我先講所謂的運動好了,在台灣,我們對很多詞彙是混用或亂用的,太多運動了,什麼都是運動,但說穿了,Free the nipple其實只是一個活動,妳可以說它是廣義的婦女解放運動裡的一個活動,或比方說佔領議會,這只是個事件,不是運動。運動是個策略性的東西,斤斤計較這些詞彙不是太學院的問題,釐清這些詞彙很重要,我們要搞清楚自己在談什麼,因為問出來的問題和思考會受影響。

 

  至於說這樣的運動是不是能做到解放?那妳就要問說什麼是解放?還有歷史上哪個活動或運動,它真正做到解放?答案是0沒有,沒有一次運動解放了我們,要不然我們就不會還坐在這邊講這些話,我們就已經上天堂或烏托邦啦!我覺得很多是策略的問題,所以今天我也要跟玉玲商榷,不是只有勵馨這樣講,是這種活動妳可以看到一個傾向,在這裡頭參與這事件的人,彼此有不同的意見,像是你可以看到幾個女生開趴,她們拍了很清新、自然、快樂,在聊天的照片,她們也說我們這樣很自然,擁抱自己的身體很美,她們跟勵馨的聲明沒什麼兩樣,但有些想要公平性別正義的人會檢驗,其實彼此檢驗是好的,是運動的過程,他們說妳們這樣把身體去性化,但妳們有沒有意識到一個問題?妳們是現存美貌體制內的既得利益者,妳們的樣貌雖然不是頂級美女,但至少還算正妹,上傳照片會有朋友說妳漂亮,妳們是這樣的人,而妳們強調妳們是清新自然,那另外的醜女人胖女人,妳們怎麼看待她們的身體?這些說法我覺得滿有趣的,另外一個例子,是有個女生被這樣講,她當下的反應很不舒服,她覺得講這樣的話,自己都不愛自己身體,那怎麼有辦法抵制父權體制?她後來就被她朋友罵了,她朋友說:「妳知不知道妳自己就是既得利益者?」她後來反思,好像真的是這樣,她覺得自己不該這麼說。
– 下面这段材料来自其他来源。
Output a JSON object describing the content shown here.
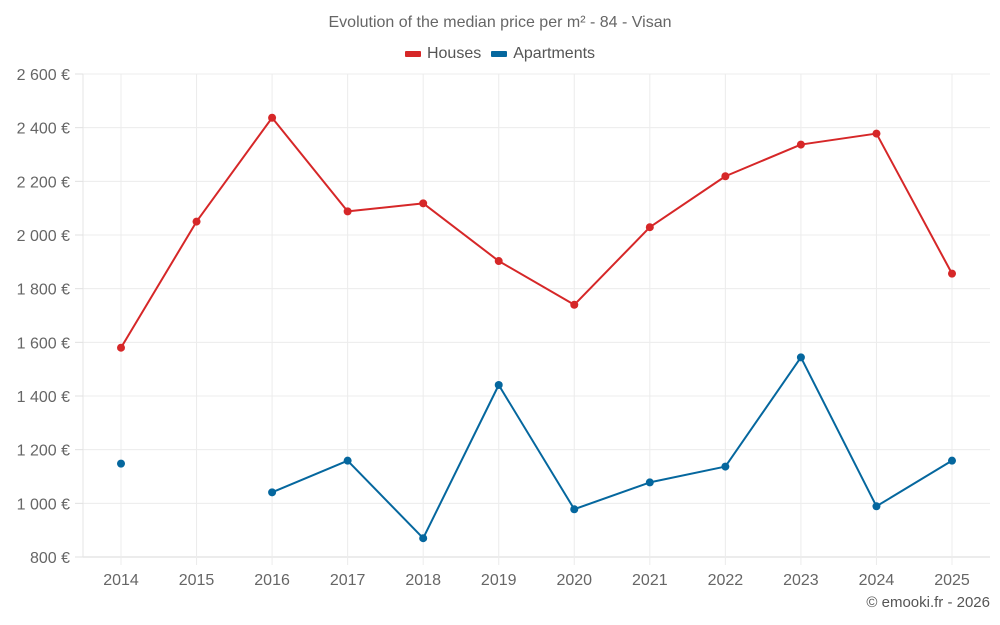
{
  "chart_data": {
    "type": "line",
    "title": "Evolution of the median price per m² - 84 - Visan",
    "xlabel": "",
    "ylabel": "",
    "x": [
      "2014",
      "2015",
      "2016",
      "2017",
      "2018",
      "2019",
      "2020",
      "2021",
      "2022",
      "2023",
      "2024",
      "2025"
    ],
    "ylim": [
      800,
      2600
    ],
    "yticks": [
      800,
      1000,
      1200,
      1400,
      1600,
      1800,
      2000,
      2200,
      2400,
      2600
    ],
    "ytick_labels": [
      "800 €",
      "1 000 €",
      "1 200 €",
      "1 400 €",
      "1 600 €",
      "1 800 €",
      "2 000 €",
      "2 200 €",
      "2 400 €",
      "2 600 €"
    ],
    "grid": true,
    "legend_position": "top-center",
    "series": [
      {
        "name": "Houses",
        "color": "#d62728",
        "values": [
          1580,
          2050,
          2437,
          2088,
          2118,
          1903,
          1740,
          2029,
          2219,
          2337,
          2378,
          1856
        ]
      },
      {
        "name": "Apartments",
        "color": "#05679e",
        "values": [
          1148,
          null,
          1041,
          1159,
          870,
          1441,
          978,
          1078,
          1137,
          1544,
          989,
          1159
        ]
      }
    ]
  },
  "credit": "© emooki.fr - 2026"
}
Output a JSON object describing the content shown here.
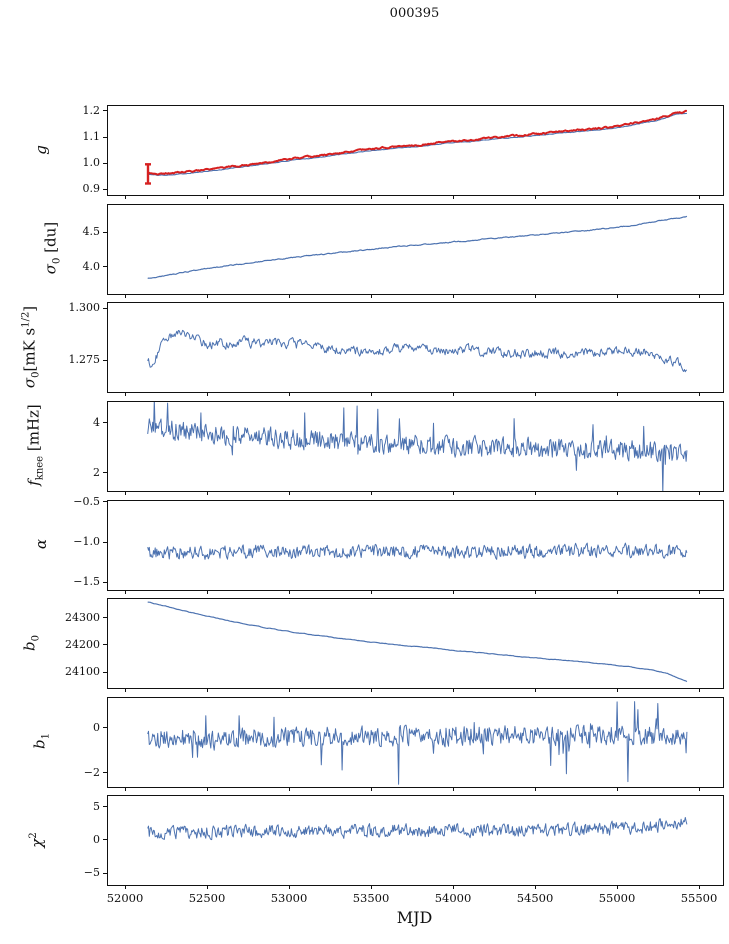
{
  "title": "000395",
  "colors": {
    "line_blue": "#4c72b0",
    "line_red": "#d62020",
    "axis": "#111111",
    "background": "#ffffff"
  },
  "chart_data": {
    "type": "line",
    "title": "000395",
    "xlabel": "MJD",
    "legend": "none",
    "grid": false,
    "xlim": [
      51890,
      55640
    ],
    "xticks": [
      52000,
      52500,
      53000,
      53500,
      54000,
      54500,
      55000,
      55500
    ],
    "xtick_labels": [
      "52000",
      "52500",
      "53000",
      "53500",
      "54000",
      "54500",
      "55000",
      "55500"
    ],
    "panels": [
      {
        "name": "g",
        "ylabel_html": "<i>g</i>",
        "ylabel_x": 41,
        "ylim": [
          0.881,
          1.223
        ],
        "yticks": [
          {
            "v": 0.9,
            "label": "0.9"
          },
          {
            "v": 1.0,
            "label": "1.0"
          },
          {
            "v": 1.1,
            "label": "1.1"
          },
          {
            "v": 1.2,
            "label": "1.2"
          }
        ],
        "series": [
          {
            "name": "gain-model",
            "color": "#4c72b0",
            "width": 1.1,
            "noise": 0.0012,
            "corr": 0.6,
            "points": 520,
            "seed": 101,
            "spiky": false,
            "trend": [
              [
                52132,
                0.96
              ],
              [
                52200,
                0.957
              ],
              [
                52300,
                0.96
              ],
              [
                52500,
                0.972
              ],
              [
                52700,
                0.988
              ],
              [
                53000,
                1.013
              ],
              [
                53200,
                1.028
              ],
              [
                53400,
                1.044
              ],
              [
                53500,
                1.052
              ],
              [
                53700,
                1.064
              ],
              [
                53800,
                1.068
              ],
              [
                54000,
                1.083
              ],
              [
                54100,
                1.086
              ],
              [
                54200,
                1.094
              ],
              [
                54400,
                1.104
              ],
              [
                54500,
                1.11
              ],
              [
                54700,
                1.122
              ],
              [
                54900,
                1.132
              ],
              [
                55000,
                1.14
              ],
              [
                55100,
                1.152
              ],
              [
                55200,
                1.163
              ],
              [
                55250,
                1.17
              ],
              [
                55300,
                1.179
              ],
              [
                55350,
                1.191
              ],
              [
                55420,
                1.196
              ]
            ]
          },
          {
            "name": "gain-measured",
            "color": "#d62020",
            "width": 2.0,
            "noise": 0.0028,
            "corr": 0.6,
            "points": 520,
            "seed": 202,
            "spiky": false,
            "offset": 0.006,
            "errorbar": {
              "x": 52134,
              "y": 0.962,
              "yerr": 0.037
            },
            "trend": [
              [
                52132,
                0.96
              ],
              [
                52200,
                0.957
              ],
              [
                52300,
                0.96
              ],
              [
                52500,
                0.972
              ],
              [
                52700,
                0.988
              ],
              [
                53000,
                1.013
              ],
              [
                53200,
                1.028
              ],
              [
                53400,
                1.044
              ],
              [
                53500,
                1.052
              ],
              [
                53700,
                1.064
              ],
              [
                53800,
                1.068
              ],
              [
                54000,
                1.083
              ],
              [
                54100,
                1.086
              ],
              [
                54200,
                1.094
              ],
              [
                54400,
                1.104
              ],
              [
                54500,
                1.11
              ],
              [
                54700,
                1.122
              ],
              [
                54900,
                1.132
              ],
              [
                55000,
                1.14
              ],
              [
                55100,
                1.152
              ],
              [
                55200,
                1.163
              ],
              [
                55250,
                1.17
              ],
              [
                55300,
                1.179
              ],
              [
                55350,
                1.191
              ],
              [
                55420,
                1.196
              ]
            ]
          }
        ]
      },
      {
        "name": "sigma0-du",
        "ylabel_html": "<i>σ</i><sub>0</sub> [du]",
        "ylabel_x": 52,
        "ylim": [
          3.63,
          4.91
        ],
        "yticks": [
          {
            "v": 4.0,
            "label": "4.0"
          },
          {
            "v": 4.5,
            "label": "4.5"
          }
        ],
        "series": [
          {
            "name": "sigma0-du",
            "color": "#4c72b0",
            "width": 1.2,
            "noise": 0.006,
            "corr": 0.6,
            "points": 560,
            "seed": 303,
            "spiky": false,
            "trend": [
              [
                52132,
                3.85
              ],
              [
                52250,
                3.9
              ],
              [
                52400,
                3.96
              ],
              [
                52600,
                4.03
              ],
              [
                52800,
                4.09
              ],
              [
                53000,
                4.15
              ],
              [
                53200,
                4.2
              ],
              [
                53400,
                4.25
              ],
              [
                53600,
                4.3
              ],
              [
                53800,
                4.34
              ],
              [
                54000,
                4.38
              ],
              [
                54200,
                4.42
              ],
              [
                54400,
                4.46
              ],
              [
                54600,
                4.5
              ],
              [
                54800,
                4.54
              ],
              [
                55000,
                4.59
              ],
              [
                55100,
                4.62
              ],
              [
                55200,
                4.66
              ],
              [
                55300,
                4.7
              ],
              [
                55420,
                4.74
              ]
            ]
          }
        ]
      },
      {
        "name": "sigma0-mks",
        "ylabel_html": "<i>σ</i><sub>0</sub>[mK s<sup>1/2</sup>]",
        "ylabel_x": 31,
        "ylim": [
          1.26,
          1.3028
        ],
        "yticks": [
          {
            "v": 1.275,
            "label": "1.275"
          },
          {
            "v": 1.3,
            "label": "1.300"
          }
        ],
        "series": [
          {
            "name": "sigma0-mks",
            "color": "#4c72b0",
            "width": 1.0,
            "noise": 0.0021,
            "corr": 0.55,
            "points": 650,
            "seed": 404,
            "spiky": false,
            "trend": [
              [
                52132,
                1.2755
              ],
              [
                52160,
                1.272
              ],
              [
                52220,
                1.284
              ],
              [
                52300,
                1.288
              ],
              [
                52400,
                1.2865
              ],
              [
                52500,
                1.283
              ],
              [
                52700,
                1.284
              ],
              [
                52900,
                1.2835
              ],
              [
                53100,
                1.2825
              ],
              [
                53300,
                1.28
              ],
              [
                53500,
                1.2795
              ],
              [
                53700,
                1.281
              ],
              [
                53900,
                1.28
              ],
              [
                54100,
                1.2805
              ],
              [
                54300,
                1.278
              ],
              [
                54500,
                1.279
              ],
              [
                54700,
                1.2785
              ],
              [
                54900,
                1.279
              ],
              [
                55100,
                1.2795
              ],
              [
                55250,
                1.278
              ],
              [
                55350,
                1.2735
              ],
              [
                55420,
                1.2725
              ]
            ]
          }
        ]
      },
      {
        "name": "fknee",
        "ylabel_html": "<i>f</i><sub>knee</sub> [mHz]",
        "ylabel_x": 35,
        "ylim": [
          1.32,
          4.88
        ],
        "yticks": [
          {
            "v": 2,
            "label": "2"
          },
          {
            "v": 4,
            "label": "4"
          }
        ],
        "series": [
          {
            "name": "fknee",
            "color": "#4c72b0",
            "width": 1.0,
            "noise": 0.42,
            "corr": 0.25,
            "points": 650,
            "seed": 505,
            "spiky": true,
            "trend": [
              [
                52132,
                3.95
              ],
              [
                52300,
                3.75
              ],
              [
                52500,
                3.6
              ],
              [
                52800,
                3.5
              ],
              [
                53000,
                3.4
              ],
              [
                53300,
                3.3
              ],
              [
                53600,
                3.2
              ],
              [
                54000,
                3.1
              ],
              [
                54400,
                3.05
              ],
              [
                54800,
                3.0
              ],
              [
                55100,
                2.95
              ],
              [
                55300,
                2.85
              ],
              [
                55420,
                2.75
              ]
            ]
          }
        ]
      },
      {
        "name": "alpha",
        "ylabel_html": "<i>α</i>",
        "ylabel_x": 41,
        "ylim": [
          -1.58,
          -0.47
        ],
        "yticks": [
          {
            "v": -0.5,
            "label": "−0.5"
          },
          {
            "v": -1.0,
            "label": "−1.0"
          },
          {
            "v": -1.5,
            "label": "−1.5"
          }
        ],
        "series": [
          {
            "name": "alpha",
            "color": "#4c72b0",
            "width": 1.0,
            "noise": 0.085,
            "corr": 0.3,
            "points": 650,
            "seed": 606,
            "spiky": false,
            "trend": [
              [
                52132,
                -1.12
              ],
              [
                52500,
                -1.11
              ],
              [
                53000,
                -1.105
              ],
              [
                53500,
                -1.1
              ],
              [
                54000,
                -1.1
              ],
              [
                54500,
                -1.095
              ],
              [
                55000,
                -1.09
              ],
              [
                55420,
                -1.085
              ]
            ]
          }
        ]
      },
      {
        "name": "b0",
        "ylabel_html": "<i>b</i><sub>0</sub>",
        "ylabel_x": 31,
        "ylim": [
          24044,
          24373
        ],
        "yticks": [
          {
            "v": 24300,
            "label": "24300"
          },
          {
            "v": 24200,
            "label": "24200"
          },
          {
            "v": 24100,
            "label": "24100"
          }
        ],
        "series": [
          {
            "name": "b0",
            "color": "#4c72b0",
            "width": 1.2,
            "noise": 1.0,
            "corr": 0.7,
            "points": 420,
            "seed": 707,
            "spiky": false,
            "trend": [
              [
                52132,
                24362
              ],
              [
                52250,
                24345
              ],
              [
                52400,
                24322
              ],
              [
                52600,
                24296
              ],
              [
                52800,
                24272
              ],
              [
                53000,
                24252
              ],
              [
                53200,
                24236
              ],
              [
                53400,
                24220
              ],
              [
                53600,
                24207
              ],
              [
                53800,
                24196
              ],
              [
                54000,
                24183
              ],
              [
                54200,
                24172
              ],
              [
                54400,
                24160
              ],
              [
                54600,
                24150
              ],
              [
                54800,
                24140
              ],
              [
                55000,
                24127
              ],
              [
                55200,
                24112
              ],
              [
                55300,
                24098
              ],
              [
                55420,
                24068
              ]
            ]
          }
        ]
      },
      {
        "name": "b1",
        "ylabel_html": "<i>b</i><sub>1</sub>",
        "ylabel_x": 41,
        "ylim": [
          -2.57,
          1.38
        ],
        "yticks": [
          {
            "v": 0,
            "label": "0"
          },
          {
            "v": -2,
            "label": "−2"
          }
        ],
        "series": [
          {
            "name": "b1",
            "color": "#4c72b0",
            "width": 1.0,
            "noise": 0.45,
            "corr": 0.2,
            "points": 650,
            "seed": 808,
            "spiky": true,
            "spikes": [
              [
                53660,
                -2.45
              ],
              [
                55060,
                -2.33
              ]
            ],
            "trend": [
              [
                52132,
                -0.4
              ],
              [
                52600,
                -0.42
              ],
              [
                53000,
                -0.35
              ],
              [
                53500,
                -0.3
              ],
              [
                54000,
                -0.3
              ],
              [
                54500,
                -0.28
              ],
              [
                55000,
                -0.25
              ],
              [
                55420,
                -0.3
              ]
            ]
          }
        ]
      },
      {
        "name": "chi2",
        "ylabel_html": "<i>χ</i><sup>2</sup>",
        "ylabel_x": 37,
        "ylim": [
          -6.7,
          6.7
        ],
        "yticks": [
          {
            "v": 5,
            "label": "5"
          },
          {
            "v": 0,
            "label": "0"
          },
          {
            "v": -5,
            "label": "−5"
          }
        ],
        "series": [
          {
            "name": "chi2",
            "color": "#4c72b0",
            "width": 1.0,
            "noise": 1.0,
            "corr": 0.3,
            "points": 650,
            "seed": 909,
            "spiky": false,
            "trend": [
              [
                52132,
                1.1
              ],
              [
                52600,
                1.3
              ],
              [
                53000,
                1.4
              ],
              [
                53500,
                1.4
              ],
              [
                54000,
                1.5
              ],
              [
                54500,
                1.6
              ],
              [
                55000,
                1.8
              ],
              [
                55250,
                2.2
              ],
              [
                55420,
                2.6
              ]
            ]
          }
        ]
      }
    ]
  }
}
就好比有些人說同志,施民德說你們為什麼不通通出櫃,這樣才算是在搞運動啊!你如果都不接受自己,為什麼要別人接受你?這也是一樣的道理,就是有點何不食肉糜的道理,搞不懂別人的生存處境在哪,不過除卻那些謾罵動機,在任何一個軸線運動的圈子裡,會有一個互相檢驗的過程,大家難免有情緒,但我們必須把它看待成運動的一部分,必須去接受。像剛剛那個女生,即使一開始有情緒,但後來被朋友教育後,能有所反思,若說運動有進步,我想這就算了,那有沒有達到解放?老實說,沒有任何一個運動達到這目的,這大概是我的回應。

 

主持人:謝謝老師,因為時間的關係,最後回到女性影展的現場,想請老師介紹影片最推薦,最值得去看的一部片?我覺得剛才的想法都非常好,有時候看電影就會讓我們多出不同層面的思考,那就麻煩老師為我們推薦。

 

顧玉玲:

  我會比較推薦The closer we get《拉鏡距離》,它的劇情比較曲折複雜也,比較有深度,另外一部是Sex money《性金錢返鄉路》,這裡面有些片子的音樂非常好,尤其是撒哈拉那部,音樂非常動人,《性金錢返鄉路》的音樂也是,好像是這些女人自己做的吧!真的非常好聽。

 

張君玫:

  如果只能選一部的話,我會推薦《革命.饒舌.撒哈拉》,那部談論的歷史跟問題,是我們大家最不熟悉的,如果只能選一部,我最希望是看到自己不熟的東西,因為無論是影片或書籍,都在讓我們看到不同的世界,也可以從這些歷史去看到具體生命的抗爭。

 

顧玉玲:

  我再補充,因為我們兩個今天把每部片子都談到了,除了最短的《失語噤地》,是部非常短的片子,剛才我們所談的都在這部片子裡。我們沒辦法跟你們談這部片,它非常有意思,非常開放,非常值得去看,如果有小團體也可以去欣賞,裡頭談到一些尖銳的刺激,我們可以在裡面得到很多啟發,因為它給你一個切片的東西,我們剛才討論的,雙面刃或一刀切的、誤解的、不同處境讀誤解,那部片都有提到。